In the book, the singer claims she and her now-ex-husband Lattanzi then “decided to adopt a child from Romania” in 1990. However, while preparing to travel to the Eastern European country, Newton-John learned her goddaughter — her best friend Nancy Chuda’s 5-year-old daughter Colette — had died of kidney cancer. As a result, she and her husband never followed through with their adoption plan. “My heart took a long time to mend,” she explains.
In 1992, she was feeling extreme exhaustion. Then she felt a lump in her breast during a self-examination. A mammogram and a needle biopsy didn’t show any signs of trouble, but she still felt something was wrong so she asked for a surgical biopsy. That’s when doctors finally discovered she had cancer.
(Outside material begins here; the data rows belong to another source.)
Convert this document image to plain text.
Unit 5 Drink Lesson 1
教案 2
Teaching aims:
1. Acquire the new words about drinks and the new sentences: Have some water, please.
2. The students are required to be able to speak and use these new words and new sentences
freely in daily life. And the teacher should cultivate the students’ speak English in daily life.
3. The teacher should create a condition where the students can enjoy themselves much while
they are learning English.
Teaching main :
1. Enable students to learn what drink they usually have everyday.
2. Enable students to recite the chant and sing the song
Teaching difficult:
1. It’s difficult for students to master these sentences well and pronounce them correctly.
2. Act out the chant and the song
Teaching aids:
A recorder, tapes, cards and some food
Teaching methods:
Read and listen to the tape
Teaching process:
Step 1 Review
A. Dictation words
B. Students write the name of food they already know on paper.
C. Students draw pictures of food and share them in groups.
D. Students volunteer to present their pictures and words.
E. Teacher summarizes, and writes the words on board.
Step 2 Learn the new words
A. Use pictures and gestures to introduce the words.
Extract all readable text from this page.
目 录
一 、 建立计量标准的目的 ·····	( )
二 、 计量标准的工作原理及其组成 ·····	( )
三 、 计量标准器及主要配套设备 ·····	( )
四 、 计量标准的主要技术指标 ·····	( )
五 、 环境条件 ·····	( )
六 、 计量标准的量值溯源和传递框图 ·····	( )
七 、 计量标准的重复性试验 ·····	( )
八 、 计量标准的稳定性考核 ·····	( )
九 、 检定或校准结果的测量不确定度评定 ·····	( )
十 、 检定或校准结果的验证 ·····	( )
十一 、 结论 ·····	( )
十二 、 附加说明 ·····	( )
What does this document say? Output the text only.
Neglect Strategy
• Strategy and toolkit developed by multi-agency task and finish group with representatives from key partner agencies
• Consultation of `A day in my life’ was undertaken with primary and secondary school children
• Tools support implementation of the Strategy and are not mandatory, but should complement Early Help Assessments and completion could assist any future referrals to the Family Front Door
Tragically, while waiting for results from the tests, she got a call that her father was terminally ill with liver cancer. He died a short time later. Compounding her grief, her doctors told her she was also sick. “At first I was in denial, and made a lot of jokes to the doctor,” she recalls. “Humor is usually my way of coping. From denial though, I moved to cold fear.” Newton-John had a mastectomy and underwent six months of chemotherapy.
Newton-John’s love life became just as complicated as her health struggles, and she grew “incredibly worried” after her ex-boyfriend Patrick McDermott’s mysterious disappearance in June 2005, the star reveals in the memoir. Though the U.S. Coast Guard concluded her on-off boyfriend McDermott had “most likely” drowned on a fishing trip off the coast of California, the devastated singer says she called security expert Gavin de Becker for help in finding more concrete answers. McDermott reportedly may have faked his death to avoid financial problems. “The truth is, I’ll never really know what happened,” writes Newton-John.
In 2013, doctors found a mass on Newton-John’s sister Rona’s brain. “It was terrible shock to us when Rona was diagnosed with a very aggressive brain tumor at age seventy-two. She was a very healthy, fit person who exercised every day and ate extremely well,” writes Newton-John. “And suddenly, almost overnight, she was quite ill and not making sense anymore.” Rona passed away just six weeks later. “Rona’s death put me into a spin for about a year. I didn’t sing for almost eight months afterwards. I wondered if I would ever perform again,” reveals the star, who was also battling a re-occurrence of cancer in her shoulder.